Address: 51 Newton Road, 4-403 BSB
Iowa City, IA 52242 Email:


Muscle in culture has provided a powerful system to examine many aspects of cell and molecular biology. One of the first tissues to be differentiated in culture, muscle has provided insight into gene regulation, cytoskeletal organization and function, signal transduction, and tissue integration. Our own studies initially focussed on muscle as a model for the organization of the cytoskeleton and the role that the localization of mRNA in assembly of cytoskeletal proteins. Those studies revealed submicron precision of mRNA position in muscle cells, which was itself under developmental control, message specific and modulated over time.

Our basic research on factors that influence elongation by RNA polymerase II also uncovered the first RNA polymerase II termination factor, TTF2. Current results indicate that this factor plays a role in mitotic repression of transcription elongation and, perhaps, DNA repair. We have developed new in vitro assays to study the mechanistic details of the interaction of RNA processing machinery with the transcription complex. Overall, we use biochemical, molecular and cellular techniques to advance our understanding of the control of RNA polymerase II elongation and how that process influences RNA processing, HIV replication and cancer growth.
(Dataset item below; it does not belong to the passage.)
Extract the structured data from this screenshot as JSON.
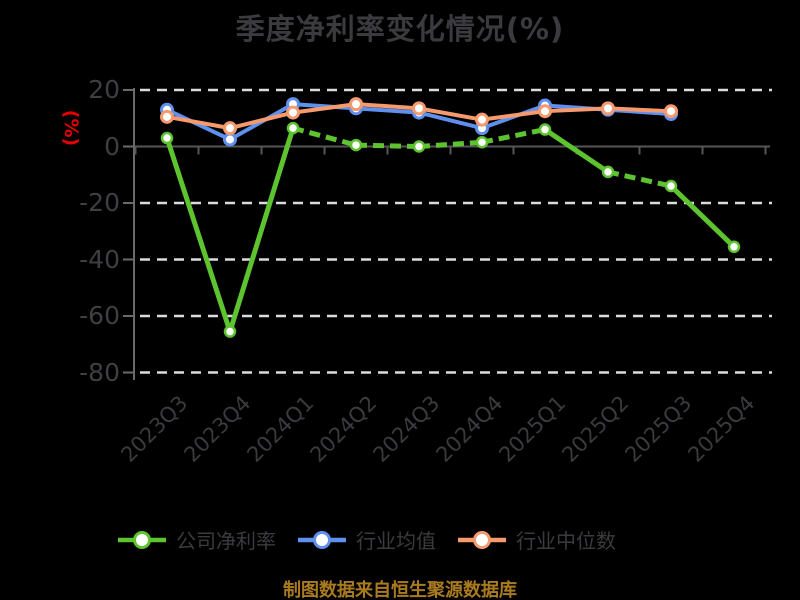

In the course of investigating the mechanisms of cytoskeletal assembly and mRNA localization, we discovered that the 3' UTR of skeletal tropomyosin contains sequences that induce embryonic fibroblast to differentiate into muscle. Osteoblasts respond to these 3' UTR sequences less fully. We have mapped the effective sequences and are pursuing the ligands that interact with these sequences. We are identifying the cellular constraints on response to this 3' UTR. Potential clinical applications include therapy for muscular dystrophy and repair of damage after cardiac infarct.